Farewell to Species - reticulation
Thomas DiBenedetto
TDibenedetto at DCCMC.ORG
Mon Feb 14 16:35:54 CST 2000
Curtis Clark wrote:
when ancestral species are "still around" (in the tokogenetic continuity
sense), it muddies the waters for them to become higher taxa when many of
us are still (productively) using other species concepts.
-------------------------
But ancestral species are never really "still around" in that sense. If the
lineage has diverged (even if you wish to call it "budded") then you have a
Y shaped lineage (even if you concieve of one of the arms as being much
thicker or longer than the other). If you wish to place the organisms that
you encounter in the field, they will be referred to one of the arms of that
"Y" (even if one is not diagnosable with an apomorphy). The stem refers to
organisms that lived previous to the divergence. So I dont think we really
have much of a problem with ever having to refer living organisms to higher
taxa only.
It is true of course, that we are probably always going to run into
complicating problems as a result of the fact that the word "species" has
taken on many different meanings. I have always wondered why biologists from
many sub-fields have felt compelled to try to "define" the term species in
ways that make sense to their field, instead of trying to _explain_ in the
terms of their field, the species delimited by taxonomists and systematists.
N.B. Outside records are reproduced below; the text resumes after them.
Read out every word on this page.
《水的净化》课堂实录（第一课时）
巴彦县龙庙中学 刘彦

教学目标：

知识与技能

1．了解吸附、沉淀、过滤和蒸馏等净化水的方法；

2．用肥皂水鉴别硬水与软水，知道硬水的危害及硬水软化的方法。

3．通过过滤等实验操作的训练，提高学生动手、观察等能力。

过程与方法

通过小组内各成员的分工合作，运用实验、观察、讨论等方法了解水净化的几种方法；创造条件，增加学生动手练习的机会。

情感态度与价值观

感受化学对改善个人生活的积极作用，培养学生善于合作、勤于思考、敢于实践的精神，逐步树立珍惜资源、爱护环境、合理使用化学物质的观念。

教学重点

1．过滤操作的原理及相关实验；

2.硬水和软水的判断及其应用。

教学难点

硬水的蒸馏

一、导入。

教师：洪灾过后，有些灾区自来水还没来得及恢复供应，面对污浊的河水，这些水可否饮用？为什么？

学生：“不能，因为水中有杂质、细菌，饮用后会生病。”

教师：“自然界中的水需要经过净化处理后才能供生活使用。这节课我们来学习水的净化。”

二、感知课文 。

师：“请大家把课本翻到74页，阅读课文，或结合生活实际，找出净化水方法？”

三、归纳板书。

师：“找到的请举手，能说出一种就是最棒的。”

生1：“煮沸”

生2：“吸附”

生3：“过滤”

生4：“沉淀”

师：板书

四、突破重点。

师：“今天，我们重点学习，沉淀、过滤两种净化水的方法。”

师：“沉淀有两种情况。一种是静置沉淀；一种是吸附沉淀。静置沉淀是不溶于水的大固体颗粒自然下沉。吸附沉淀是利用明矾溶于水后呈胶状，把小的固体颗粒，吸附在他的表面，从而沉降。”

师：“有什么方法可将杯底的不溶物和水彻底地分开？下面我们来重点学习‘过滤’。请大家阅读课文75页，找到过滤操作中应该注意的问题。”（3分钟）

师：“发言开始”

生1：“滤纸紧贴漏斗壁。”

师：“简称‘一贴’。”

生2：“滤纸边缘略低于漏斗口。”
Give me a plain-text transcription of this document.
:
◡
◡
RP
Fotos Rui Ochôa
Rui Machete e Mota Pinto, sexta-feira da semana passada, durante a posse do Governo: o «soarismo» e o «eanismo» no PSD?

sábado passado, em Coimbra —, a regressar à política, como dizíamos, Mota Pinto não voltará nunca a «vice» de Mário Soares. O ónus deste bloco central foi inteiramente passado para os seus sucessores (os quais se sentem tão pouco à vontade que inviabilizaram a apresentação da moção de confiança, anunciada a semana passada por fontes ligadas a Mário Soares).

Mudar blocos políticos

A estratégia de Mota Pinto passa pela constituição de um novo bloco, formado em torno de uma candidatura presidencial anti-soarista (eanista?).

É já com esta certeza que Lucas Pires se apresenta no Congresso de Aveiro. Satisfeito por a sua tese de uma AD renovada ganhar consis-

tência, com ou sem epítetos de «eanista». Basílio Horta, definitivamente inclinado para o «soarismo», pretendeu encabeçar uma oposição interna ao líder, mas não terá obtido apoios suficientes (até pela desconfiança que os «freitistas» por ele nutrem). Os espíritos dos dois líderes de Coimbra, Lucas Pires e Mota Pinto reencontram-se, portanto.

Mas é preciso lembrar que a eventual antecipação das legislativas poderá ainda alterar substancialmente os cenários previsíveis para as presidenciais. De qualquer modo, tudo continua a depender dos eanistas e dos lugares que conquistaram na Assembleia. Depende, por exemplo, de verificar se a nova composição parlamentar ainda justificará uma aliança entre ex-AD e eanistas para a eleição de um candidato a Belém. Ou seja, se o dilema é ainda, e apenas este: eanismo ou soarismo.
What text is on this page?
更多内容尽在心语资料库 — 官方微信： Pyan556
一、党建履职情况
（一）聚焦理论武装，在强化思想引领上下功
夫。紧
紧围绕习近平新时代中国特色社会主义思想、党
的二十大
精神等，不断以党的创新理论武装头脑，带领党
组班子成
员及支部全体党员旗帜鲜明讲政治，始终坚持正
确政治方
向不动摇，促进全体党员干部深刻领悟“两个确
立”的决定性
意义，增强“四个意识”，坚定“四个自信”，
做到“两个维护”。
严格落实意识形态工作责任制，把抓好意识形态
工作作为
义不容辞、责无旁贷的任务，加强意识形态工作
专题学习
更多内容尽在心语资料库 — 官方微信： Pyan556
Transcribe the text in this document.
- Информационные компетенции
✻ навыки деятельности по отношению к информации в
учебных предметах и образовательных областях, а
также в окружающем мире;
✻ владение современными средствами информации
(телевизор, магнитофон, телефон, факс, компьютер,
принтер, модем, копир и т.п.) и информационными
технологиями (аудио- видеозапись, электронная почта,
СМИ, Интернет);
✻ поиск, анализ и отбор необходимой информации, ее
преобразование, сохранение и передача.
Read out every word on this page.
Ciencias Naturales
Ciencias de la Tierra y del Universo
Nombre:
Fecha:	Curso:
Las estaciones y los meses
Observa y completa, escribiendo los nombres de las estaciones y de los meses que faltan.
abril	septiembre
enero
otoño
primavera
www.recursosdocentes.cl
I always thought that it was our term, and we should fight for it. To me, it
is a group of critters that we can infer to be a terminal lineage. I think
that is pretty consistent with the largest tokogenetic network or the
smallest historical individual or any of the other phylogenetic definitions
recently proposed. But the talk of isolating mechanisms or the loss of
potential inter-fertility etc. seems to be secondary explanations of
terminal taxa, and should not take precedence.